The truth is more than 75% of my collection results in such an ear bleeding sound I vacillate between selling it all and going hog wild on the next upgrade path. I don't care what flavor of the month cables or "dark" equipment is in the chain...Flat sound is flat sound is flat... boring....annoying....irritating sound.
Thank you loudness war and thank you producers that cultivate this...a big compressed shout out to y'all.

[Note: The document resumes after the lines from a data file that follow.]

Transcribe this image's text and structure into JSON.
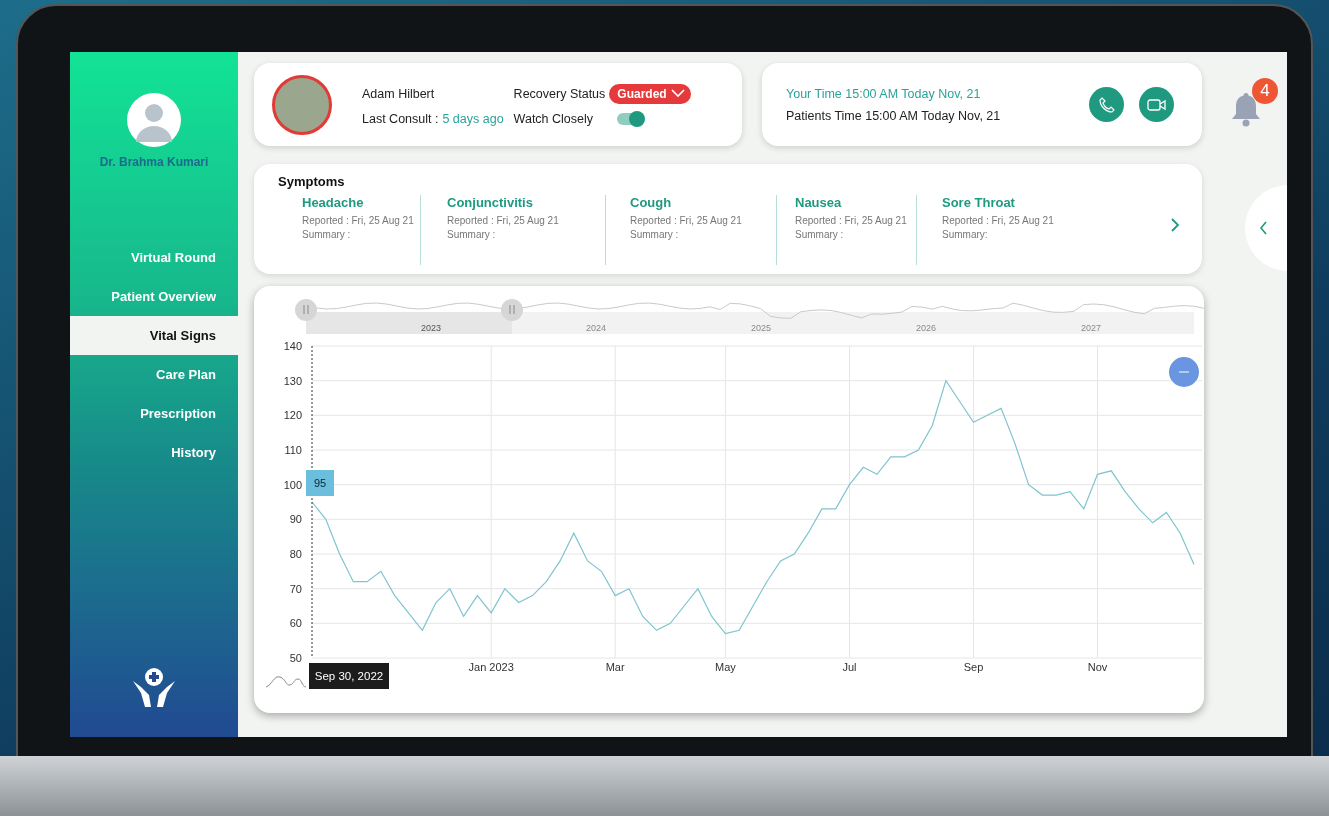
{
  "doctor": {
    "name": "Dr. Brahma Kumari"
  },
  "nav": [
    {
      "label": "Virtual Round",
      "selected": false
    },
    {
      "label": "Patient Overview",
      "selected": false
    },
    {
      "label": "Vital Signs",
      "selected": true
    },
    {
      "label": "Care Plan",
      "selected": false
    },
    {
      "label": "Prescription",
      "selected": false
    },
    {
      "label": "History",
      "selected": false
    }
  ],
  "patient": {
    "name": "Adam Hilbert",
    "last_consult_label": "Last Consult :",
    "last_consult": "5 days ago",
    "recovery_status_label": "Recovery Status",
    "recovery_status": "Guarded",
    "watch_closely_label": "Watch Closely",
    "watch_closely": true
  },
  "times": {
    "your_time": "Your Time 15:00 AM Today Nov, 21",
    "patients_time": "Patients Time 15:00 AM Today Nov, 21"
  },
  "notifications": {
    "count": "4"
  },
  "symptoms": {
    "title": "Symptoms",
    "items": [
      {
        "name": "Headache",
        "reported": "Reported : Fri, 25 Aug 21",
        "summary": "Summary :"
      },
      {
        "name": "Conjunctivitis",
        "reported": "Reported : Fri, 25 Aug 21",
        "summary": "Summary :"
      },
      {
        "name": "Cough",
        "reported": "Reported : Fri, 25 Aug 21",
        "summary": "Summary :"
      },
      {
        "name": "Nausea",
        "reported": "Reported : Fri, 25 Aug 21",
        "summary": "Summary :"
      },
      {
        "name": "Sore Throat",
        "reported": "Reported : Fri, 25 Aug 21",
        "summary": "Summary:"
      }
    ]
  },
  "vitals": {
    "navigator_years": [
      "2023",
      "2024",
      "2025",
      "2026",
      "2027"
    ],
    "tooltip_value": "95",
    "tooltip_date": "Sep 30, 2022",
    "chart_data": {
      "type": "line",
      "categories": [
        null,
        null,
        null,
        null,
        null,
        null,
        null,
        null,
        null,
        null,
        null,
        null,
        null,
        "Jan 2023",
        null,
        null,
        null,
        null,
        null,
        null,
        null,
        null,
        "Mar",
        null,
        null,
        null,
        null,
        null,
        null,
        null,
        "May",
        null,
        null,
        null,
        null,
        null,
        null,
        null,
        null,
        "Jul",
        null,
        null,
        null,
        null,
        null,
        null,
        null,
        null,
        "Sep",
        null,
        null,
        null,
        null,
        null,
        null,
        null,
        null,
        "Nov",
        null,
        null,
        null,
        null,
        null,
        null,
        null
      ],
      "values": [
        95,
        90,
        80,
        72,
        72,
        75,
        68,
        63,
        58,
        66,
        70,
        62,
        68,
        63,
        70,
        66,
        68,
        72,
        78,
        86,
        78,
        75,
        68,
        70,
        62,
        58,
        60,
        65,
        70,
        62,
        57,
        58,
        65,
        72,
        78,
        80,
        86,
        93,
        93,
        100,
        105,
        103,
        108,
        108,
        110,
        117,
        130,
        124,
        118,
        120,
        122,
        112,
        100,
        97,
        97,
        98,
        93,
        103,
        104,
        98,
        93,
        89,
        92,
        86,
        77
      ],
      "ylim": [
        50,
        140
      ],
      "grid": true,
      "yticks": [
        50,
        60,
        70,
        80,
        90,
        100,
        110,
        120,
        130,
        140
      ]
    }
  }
}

I read the above with fascination and some horror. I have some modern recordings that are highly distorted (almost anything by John Mayer) or shrill and flat sounding (almost anything I own from Sony Classical made in the last ten years), and some new recordings that are much better than decent (e.g. recordings by Bill Frisell, Janine Jensen, Aaron Neville). Some people still care, unfortunately artistic and production genius do not always line up. The old days were not always golden - I have some original issue LPs from the fifties, sixties and seventies that sound like crap, although the quality and production craft was routinely higher.
There seems to be a big problem with "Remastered" CD's that get released too.
I still enjoy my Duran Duran, and was recently excited to find one of my old vinyl favorites, "Seven & the Ragged Tiger" on CD. That excitement plumeted when I played it; it sounded so dull,flat and lifeless, not only compared with my memories of the LP, but even directly compared with their older original CD's (eg Notorious, The Wedding Album etc).
Why should "Remastered" mean "stuffed up"? Either sound engineers don't know what they're doing anymore, or else this whole Volume Wars thing has gone too far.
So in other words nothing beats an old yellow & black Prestige pressing from the late 50s' Long play, Deep Groove, High Fidelity, and don't forget Unbreakable. So go listen to your iPods, itunes, or i whatever, just have a good ear cleaning first.
Bongofury I thinky you're confusing the 2 types of compression. I think the Rolling Stone article deals with how engineer's go crazy with compressors in the studio robbing dynamic music of all its dynamics. You're talking about file compression(which still robs music of some of its fidelity but in a different way).
Both go hand in hand. With downloading now the dominant format, engineers are remixing tracks louder to compensate for the technical limitations of the newer formats.

Personally, I hear it and I'm no golden ear, but I can tell the difference between a smashed record and one that isn't. Recordings from the 70s and earlier have a breadth that's missing in a lot of music (and I guess I'm principally talking about rock here) these days.